ECLI:NL:RVS:2002:AE8061
Raad van State
- Hoger beroep
- R.W.L. Loeb
- B. van Wagtendonk
- H.G. Lubberdink
- M.P. Glerum
- Rechtspraak.nl
Hoger beroep tegen inbewaringstelling van vreemdeling wegens vermoeden van onttrekking aan uitzetting
In deze zaak gaat het om een hoger beroep van een vreemdeling die in vreemdelingenbewaring is gesteld op 16 mei 2002. De vreemdeling, appellante, had zich niet binnen drie dagen na binnenkomst in Nederland aangemeld bij de korpschef, zoals vereist volgens artikel 4.48, eerste lid, van het Vreemdelingenbesluit 2000. De staatssecretaris van Justitie stelde dat het belang van de openbare orde de inbewaringstelling vorderde, omdat er een vermoeden bestond van onttrekking aan uitzetting. De rechtbank te 's-Gravenhage had eerder het beroep van appellante ongegrond verklaard, wat leidde tot het hoger beroep bij de Raad van State.
Appellante betoogde dat de rechtbank ten onrechte had geoordeeld dat zij niet beschikte over een geldige titel tot verblijf en dat de staatssecretaris niet had volstaan met een lichter middel dan bewaring. Ze verwees naar eerdere uitspraken van de rechtbank te 's-Gravenhage waarin in vergelijkbare gevallen anders was geoordeeld. De Raad van State oordeelde echter dat de rechtbank terecht geen grond had gevonden voor het oordeel dat de staatssecretaris zich niet in redelijkheid op het standpunt had kunnen stellen dat de inbewaringstelling gerechtvaardigd was.
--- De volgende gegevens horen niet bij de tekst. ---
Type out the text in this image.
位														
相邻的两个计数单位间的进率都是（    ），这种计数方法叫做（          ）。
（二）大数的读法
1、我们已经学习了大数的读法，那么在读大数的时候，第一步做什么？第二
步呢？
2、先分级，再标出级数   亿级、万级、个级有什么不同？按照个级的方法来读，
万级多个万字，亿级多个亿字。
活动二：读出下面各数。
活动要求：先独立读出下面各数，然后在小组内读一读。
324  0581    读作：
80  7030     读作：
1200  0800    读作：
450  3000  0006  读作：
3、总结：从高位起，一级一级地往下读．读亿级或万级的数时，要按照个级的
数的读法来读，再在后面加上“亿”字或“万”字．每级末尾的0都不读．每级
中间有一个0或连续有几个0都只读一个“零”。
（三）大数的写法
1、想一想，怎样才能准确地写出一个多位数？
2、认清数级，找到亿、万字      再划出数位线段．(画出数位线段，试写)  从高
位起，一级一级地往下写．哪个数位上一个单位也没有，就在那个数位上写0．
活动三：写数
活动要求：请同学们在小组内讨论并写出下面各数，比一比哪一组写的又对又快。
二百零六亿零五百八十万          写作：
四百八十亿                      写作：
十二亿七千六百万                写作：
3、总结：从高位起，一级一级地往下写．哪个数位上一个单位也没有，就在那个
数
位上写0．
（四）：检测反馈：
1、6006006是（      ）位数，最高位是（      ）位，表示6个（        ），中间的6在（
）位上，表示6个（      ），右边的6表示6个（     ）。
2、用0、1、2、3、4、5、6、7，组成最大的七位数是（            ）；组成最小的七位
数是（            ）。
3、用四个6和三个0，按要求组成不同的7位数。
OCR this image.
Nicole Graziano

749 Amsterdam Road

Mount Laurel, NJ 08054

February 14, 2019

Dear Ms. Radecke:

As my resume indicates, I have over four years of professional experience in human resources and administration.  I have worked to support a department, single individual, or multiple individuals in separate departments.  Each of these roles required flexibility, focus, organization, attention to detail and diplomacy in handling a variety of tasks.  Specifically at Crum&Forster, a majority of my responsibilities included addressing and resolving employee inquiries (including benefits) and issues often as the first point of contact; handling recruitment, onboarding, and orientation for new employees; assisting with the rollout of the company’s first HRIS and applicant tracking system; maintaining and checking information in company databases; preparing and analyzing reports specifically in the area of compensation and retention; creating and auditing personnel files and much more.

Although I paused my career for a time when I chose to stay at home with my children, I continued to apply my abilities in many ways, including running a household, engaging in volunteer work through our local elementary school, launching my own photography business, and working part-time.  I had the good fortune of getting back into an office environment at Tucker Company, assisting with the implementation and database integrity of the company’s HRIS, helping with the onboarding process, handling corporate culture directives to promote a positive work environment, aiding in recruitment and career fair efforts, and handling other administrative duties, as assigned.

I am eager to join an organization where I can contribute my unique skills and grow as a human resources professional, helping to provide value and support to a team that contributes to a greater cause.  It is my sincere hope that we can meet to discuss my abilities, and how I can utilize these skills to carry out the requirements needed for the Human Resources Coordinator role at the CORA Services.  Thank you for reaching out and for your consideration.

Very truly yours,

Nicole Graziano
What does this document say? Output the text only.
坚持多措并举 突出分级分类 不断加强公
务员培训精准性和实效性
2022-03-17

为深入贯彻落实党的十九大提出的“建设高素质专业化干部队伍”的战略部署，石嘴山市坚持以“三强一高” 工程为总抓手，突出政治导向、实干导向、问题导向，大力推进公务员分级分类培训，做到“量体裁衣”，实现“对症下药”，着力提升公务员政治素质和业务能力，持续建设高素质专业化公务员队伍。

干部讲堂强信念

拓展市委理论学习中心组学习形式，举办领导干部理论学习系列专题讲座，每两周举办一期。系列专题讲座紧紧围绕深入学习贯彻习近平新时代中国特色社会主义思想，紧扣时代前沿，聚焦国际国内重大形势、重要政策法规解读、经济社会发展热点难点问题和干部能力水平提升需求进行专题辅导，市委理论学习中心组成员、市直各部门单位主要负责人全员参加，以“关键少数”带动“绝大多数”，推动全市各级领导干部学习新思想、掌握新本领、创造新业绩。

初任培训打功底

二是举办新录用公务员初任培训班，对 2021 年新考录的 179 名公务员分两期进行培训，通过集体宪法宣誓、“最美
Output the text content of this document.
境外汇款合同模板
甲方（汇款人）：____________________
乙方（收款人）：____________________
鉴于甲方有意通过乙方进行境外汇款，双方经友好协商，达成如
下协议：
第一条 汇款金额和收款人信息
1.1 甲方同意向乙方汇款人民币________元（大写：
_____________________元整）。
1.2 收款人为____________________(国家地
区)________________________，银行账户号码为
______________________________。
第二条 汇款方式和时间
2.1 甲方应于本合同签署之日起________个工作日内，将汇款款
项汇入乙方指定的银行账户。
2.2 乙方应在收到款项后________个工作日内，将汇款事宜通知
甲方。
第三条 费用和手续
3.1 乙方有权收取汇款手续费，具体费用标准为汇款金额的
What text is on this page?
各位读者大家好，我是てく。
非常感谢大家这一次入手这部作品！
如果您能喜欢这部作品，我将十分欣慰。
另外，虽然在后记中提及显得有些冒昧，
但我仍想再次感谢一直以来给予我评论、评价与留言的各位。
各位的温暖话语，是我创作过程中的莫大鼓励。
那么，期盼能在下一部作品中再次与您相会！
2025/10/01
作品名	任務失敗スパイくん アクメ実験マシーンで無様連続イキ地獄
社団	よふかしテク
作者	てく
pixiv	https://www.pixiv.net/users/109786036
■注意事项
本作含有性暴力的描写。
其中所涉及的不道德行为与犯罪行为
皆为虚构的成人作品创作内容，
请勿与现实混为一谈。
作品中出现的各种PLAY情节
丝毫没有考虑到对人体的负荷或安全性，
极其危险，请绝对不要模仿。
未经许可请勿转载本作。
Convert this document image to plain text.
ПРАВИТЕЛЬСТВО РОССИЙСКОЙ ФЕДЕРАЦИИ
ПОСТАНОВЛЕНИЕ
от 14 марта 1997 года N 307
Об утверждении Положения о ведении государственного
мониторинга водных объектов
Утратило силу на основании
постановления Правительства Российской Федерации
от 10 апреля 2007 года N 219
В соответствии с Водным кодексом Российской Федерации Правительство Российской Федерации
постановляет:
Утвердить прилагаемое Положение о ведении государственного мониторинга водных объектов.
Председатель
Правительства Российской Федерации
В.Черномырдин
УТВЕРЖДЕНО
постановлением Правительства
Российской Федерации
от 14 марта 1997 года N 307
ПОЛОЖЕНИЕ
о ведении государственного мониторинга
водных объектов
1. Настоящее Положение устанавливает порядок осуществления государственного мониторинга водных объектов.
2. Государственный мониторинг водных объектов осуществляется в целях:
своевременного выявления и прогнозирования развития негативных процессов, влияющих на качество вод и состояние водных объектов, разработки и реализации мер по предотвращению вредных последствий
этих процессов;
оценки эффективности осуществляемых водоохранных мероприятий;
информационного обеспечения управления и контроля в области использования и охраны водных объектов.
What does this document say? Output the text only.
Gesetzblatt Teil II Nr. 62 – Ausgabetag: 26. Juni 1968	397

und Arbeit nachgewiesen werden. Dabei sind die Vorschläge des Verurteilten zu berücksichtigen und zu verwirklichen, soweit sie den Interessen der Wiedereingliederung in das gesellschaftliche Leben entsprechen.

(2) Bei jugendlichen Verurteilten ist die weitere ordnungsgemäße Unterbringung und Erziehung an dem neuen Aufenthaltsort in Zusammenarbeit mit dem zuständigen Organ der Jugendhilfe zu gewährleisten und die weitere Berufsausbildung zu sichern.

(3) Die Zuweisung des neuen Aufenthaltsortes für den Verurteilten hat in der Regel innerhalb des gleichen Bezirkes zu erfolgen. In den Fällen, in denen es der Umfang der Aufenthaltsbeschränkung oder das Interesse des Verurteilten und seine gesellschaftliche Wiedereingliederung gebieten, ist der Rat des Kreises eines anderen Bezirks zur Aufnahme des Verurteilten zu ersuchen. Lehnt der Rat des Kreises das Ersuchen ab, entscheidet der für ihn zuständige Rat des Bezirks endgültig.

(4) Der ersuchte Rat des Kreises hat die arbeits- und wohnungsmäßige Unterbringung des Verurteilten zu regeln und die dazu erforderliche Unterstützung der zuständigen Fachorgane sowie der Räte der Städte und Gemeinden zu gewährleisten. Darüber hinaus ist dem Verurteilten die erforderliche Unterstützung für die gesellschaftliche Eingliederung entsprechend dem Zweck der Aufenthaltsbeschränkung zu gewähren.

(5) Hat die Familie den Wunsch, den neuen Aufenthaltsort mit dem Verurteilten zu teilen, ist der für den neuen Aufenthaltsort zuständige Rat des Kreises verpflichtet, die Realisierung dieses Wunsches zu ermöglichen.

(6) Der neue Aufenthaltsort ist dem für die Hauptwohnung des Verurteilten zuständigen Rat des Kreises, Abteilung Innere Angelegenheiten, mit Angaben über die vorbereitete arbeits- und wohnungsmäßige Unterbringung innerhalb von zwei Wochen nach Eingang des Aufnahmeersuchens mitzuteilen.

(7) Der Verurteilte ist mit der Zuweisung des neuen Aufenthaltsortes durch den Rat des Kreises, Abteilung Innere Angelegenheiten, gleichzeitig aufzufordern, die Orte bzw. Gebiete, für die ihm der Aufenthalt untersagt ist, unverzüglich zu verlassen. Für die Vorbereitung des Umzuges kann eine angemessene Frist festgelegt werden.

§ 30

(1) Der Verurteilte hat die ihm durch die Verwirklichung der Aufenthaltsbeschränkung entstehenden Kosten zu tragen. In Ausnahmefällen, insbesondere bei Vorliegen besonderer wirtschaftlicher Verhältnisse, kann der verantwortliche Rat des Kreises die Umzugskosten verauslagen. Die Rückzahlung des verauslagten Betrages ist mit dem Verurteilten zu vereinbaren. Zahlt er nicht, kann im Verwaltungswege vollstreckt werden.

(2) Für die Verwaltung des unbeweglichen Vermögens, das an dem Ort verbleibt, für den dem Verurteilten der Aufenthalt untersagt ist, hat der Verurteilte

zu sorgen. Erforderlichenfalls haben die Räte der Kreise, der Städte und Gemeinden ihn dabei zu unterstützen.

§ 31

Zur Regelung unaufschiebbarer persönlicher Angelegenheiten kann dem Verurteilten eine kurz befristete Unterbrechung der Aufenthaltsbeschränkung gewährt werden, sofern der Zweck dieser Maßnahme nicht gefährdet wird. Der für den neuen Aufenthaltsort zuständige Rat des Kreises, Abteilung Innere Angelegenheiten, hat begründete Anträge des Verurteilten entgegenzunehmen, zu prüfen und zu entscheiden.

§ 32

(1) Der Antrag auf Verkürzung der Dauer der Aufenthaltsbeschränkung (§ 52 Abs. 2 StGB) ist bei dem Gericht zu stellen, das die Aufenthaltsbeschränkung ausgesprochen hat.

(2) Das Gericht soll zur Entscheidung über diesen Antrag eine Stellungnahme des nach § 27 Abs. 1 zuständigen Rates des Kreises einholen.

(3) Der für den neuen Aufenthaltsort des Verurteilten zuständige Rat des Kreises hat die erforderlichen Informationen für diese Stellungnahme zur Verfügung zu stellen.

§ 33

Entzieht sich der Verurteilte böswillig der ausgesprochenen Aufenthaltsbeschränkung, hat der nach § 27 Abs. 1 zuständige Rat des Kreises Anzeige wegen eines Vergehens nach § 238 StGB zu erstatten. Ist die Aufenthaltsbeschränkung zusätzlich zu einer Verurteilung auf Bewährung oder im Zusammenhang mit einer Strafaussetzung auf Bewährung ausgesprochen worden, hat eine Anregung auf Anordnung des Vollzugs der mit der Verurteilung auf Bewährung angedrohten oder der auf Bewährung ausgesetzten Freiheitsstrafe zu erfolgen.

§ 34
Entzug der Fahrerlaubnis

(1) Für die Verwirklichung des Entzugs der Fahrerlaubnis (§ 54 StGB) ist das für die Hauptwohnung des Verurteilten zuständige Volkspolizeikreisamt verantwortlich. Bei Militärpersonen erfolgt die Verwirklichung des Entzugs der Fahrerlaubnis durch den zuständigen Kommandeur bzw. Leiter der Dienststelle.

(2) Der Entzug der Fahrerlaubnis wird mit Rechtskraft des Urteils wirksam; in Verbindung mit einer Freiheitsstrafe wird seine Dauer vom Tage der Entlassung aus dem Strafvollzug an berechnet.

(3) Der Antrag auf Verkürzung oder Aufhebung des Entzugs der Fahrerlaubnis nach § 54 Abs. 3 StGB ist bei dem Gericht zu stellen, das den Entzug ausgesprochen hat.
De Raad van State bevestigde de uitspraak van de rechtbank en oordeelde dat het hoger beroep kennelijk ongegrond was. Er was geen aanleiding voor een proceskostenveroordeling. De beslissing werd uitgesproken in naam der Koningin op 24 juli 2002, door de Afdeling bestuursrechtspraak van de Raad van State, met de voorzitter en leden van de Raad aanwezig.